While it may sound staid, in reality the wealth management business is rather different. Suddenly, companies in this £1.8trillion sector, some set up in the 18th century, are at the centre of bid rumours, or are being taken over.
Behind this buzz is the fast-expanding need for these managers’ services. Scarcely any workers now have ‘gold-plated’ final salary pension schemes, meaning they must make more provision for retirement.
Many people have amassed large sums in lockdown savings that they wish to see appreciate. Mutual savings and investment firm Royal London calculates that 3.7m people, with a total of £185billion in cash, are ‘open to receiving professional financial advice’.
But the British are still far less likely than Americans to pursue long-term financial goals, by seeking either face-to-face advice from a professional, or using the product range of an online platform.
Opportunities abound although the challenges are also considerable. Wealth managers’ fees are under scrutiny and their compliance and technology costs are increasing, compelling smaller players to look for new owners.
Susannah Streeter, an analyst at Hargreaves Lansdown, says: ‘Customers now expect the same level of service as that provided by Amazon. Wealth management is a competitive space. Scale is necessary to offer frictionless client journeys and smooth access to accounts, while ensuring high levels of security.’
Two developments account for the sector’s new-found allure. Martin Gilbert, the former joint chief executive of Abrdn, is now boss of Assetco, and on the acquisition trail – a signal that wealth management faces disruption.
And the North Americans see the UK as a land of opportunity. They seem particularly drawn to a brand steeped in history. Royal Bank of Canada last month made an offer of £1.6billion for Brewin Dolphin, at a 51 per cent premium to the value of its shares. Brewin Dolphin was founded in 1762.
In January, Charles Stanley which dates back to 1792, became part of the empire of Raymond James, a US firm.
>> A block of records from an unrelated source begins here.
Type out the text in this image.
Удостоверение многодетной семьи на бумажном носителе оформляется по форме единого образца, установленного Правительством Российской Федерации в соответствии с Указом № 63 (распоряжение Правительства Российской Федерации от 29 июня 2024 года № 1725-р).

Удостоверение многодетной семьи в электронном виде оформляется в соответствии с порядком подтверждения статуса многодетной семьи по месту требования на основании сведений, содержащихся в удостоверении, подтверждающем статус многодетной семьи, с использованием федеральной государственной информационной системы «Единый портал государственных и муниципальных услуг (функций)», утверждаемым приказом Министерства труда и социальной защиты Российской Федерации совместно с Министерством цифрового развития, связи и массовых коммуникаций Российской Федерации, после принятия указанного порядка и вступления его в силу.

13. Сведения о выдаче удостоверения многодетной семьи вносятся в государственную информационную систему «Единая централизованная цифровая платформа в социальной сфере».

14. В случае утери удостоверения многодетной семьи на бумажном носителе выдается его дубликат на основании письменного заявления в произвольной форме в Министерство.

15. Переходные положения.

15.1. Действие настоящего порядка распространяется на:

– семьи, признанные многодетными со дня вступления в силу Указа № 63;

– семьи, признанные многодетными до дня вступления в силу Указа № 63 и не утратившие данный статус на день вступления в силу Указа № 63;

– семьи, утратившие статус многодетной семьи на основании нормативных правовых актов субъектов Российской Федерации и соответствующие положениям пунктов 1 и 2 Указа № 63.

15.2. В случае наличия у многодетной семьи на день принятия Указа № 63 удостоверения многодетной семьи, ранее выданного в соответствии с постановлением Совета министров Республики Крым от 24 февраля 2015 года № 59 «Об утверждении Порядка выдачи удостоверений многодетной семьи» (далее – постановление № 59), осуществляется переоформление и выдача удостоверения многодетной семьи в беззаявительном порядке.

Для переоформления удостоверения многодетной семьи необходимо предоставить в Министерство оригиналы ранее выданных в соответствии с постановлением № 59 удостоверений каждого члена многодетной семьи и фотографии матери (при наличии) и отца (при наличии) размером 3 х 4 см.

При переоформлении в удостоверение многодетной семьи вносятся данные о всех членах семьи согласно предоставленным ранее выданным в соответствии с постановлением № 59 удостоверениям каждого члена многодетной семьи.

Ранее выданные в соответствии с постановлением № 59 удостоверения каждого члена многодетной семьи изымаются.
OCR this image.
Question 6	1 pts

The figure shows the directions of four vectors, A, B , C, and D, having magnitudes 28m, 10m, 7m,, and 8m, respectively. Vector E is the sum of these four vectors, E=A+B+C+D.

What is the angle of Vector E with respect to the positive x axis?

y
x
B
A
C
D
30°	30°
Private equity groups Permira and Warburg Pincus are said to want to sell Tilney Smith & Williamson, which was set up in 1888. NatWest may be interested, presumably to cater for those customers who are insufficiently affluent for its Coutts division.
As was detailed this week, Abrdn’s purchase of the Interactive Investor platform will be a payday for the latter’s backers. But could the £1.49bn price soon be seen as a bargain?
Amid the excitement over deals in the wealth management sector, investors are snapping up shares in businesses tipped to be in buyers’ sights. But if you are thinking of joining them, be aware that bids may not emerge and that companies that fail to improve their ‘UX’ (user experience) will be hampered in their growth.
The Brewin Dolphin brouhaha has already boosted Rathbones. Shares in this FTSE 250 business are 2100p and broker Peel Hunt has set a target price of 2595p. The attraction is its ‘rarity value’, as Shore Capital says.
Quilter is also the focus of attention, with brokers JP Morgan Chase setting a 180p target price for its shares, which are now 131.8p. Brooks Macdonald, a smaller wealth manager, is another beneficiary of the Brewin Dolphin effect. The shares, currently 2420p, are targeted to reach 2550p.
There is no talk yet of a US suitor for St James’s Place, whose shares have fallen by 25 per cent this year. Its executive pay remains high, despite the furore in 2019 over remuneration, including diamond cufflinks given to sales people. But, despite such rewards and the poor performance of some funds, its client retention is impressive which may appease investors’ qualms. Jefferies, the broker has set a target price of 1740p.
Hargreaves Lansdown also has high client retention, despite the dent to its reputation from links with disgraced fund manager Neil Woodford. The giant platform promises to ‘redefine wealth management’ by ‘automating the hell out of everything’. Jefferies is less keen on Hargreaves, lowering its price target from 1100p to 820p.
AJ Bell, a key Hargreaves rival, perceives complexity to be a barrier to wider adoption of wealth management, which is why it has launched Dodl (as in ‘doddle’) an app with a limited choice of funds and shares. If this wins a younger audience, this could reverse the 36 per cent drop in its shares this year. Jefferies is targeting 400p, against the current price of 249p.
The enthusiasm for wealth managers may seem surprising, given the darker mood caused by the war in Ukraine. Households are set to spend about a fifth of the billions amassed in lockdown to cushion the blow of inflation.
But those better protected from economic ill-winds are likely to take steps to bolster their current and future financial security.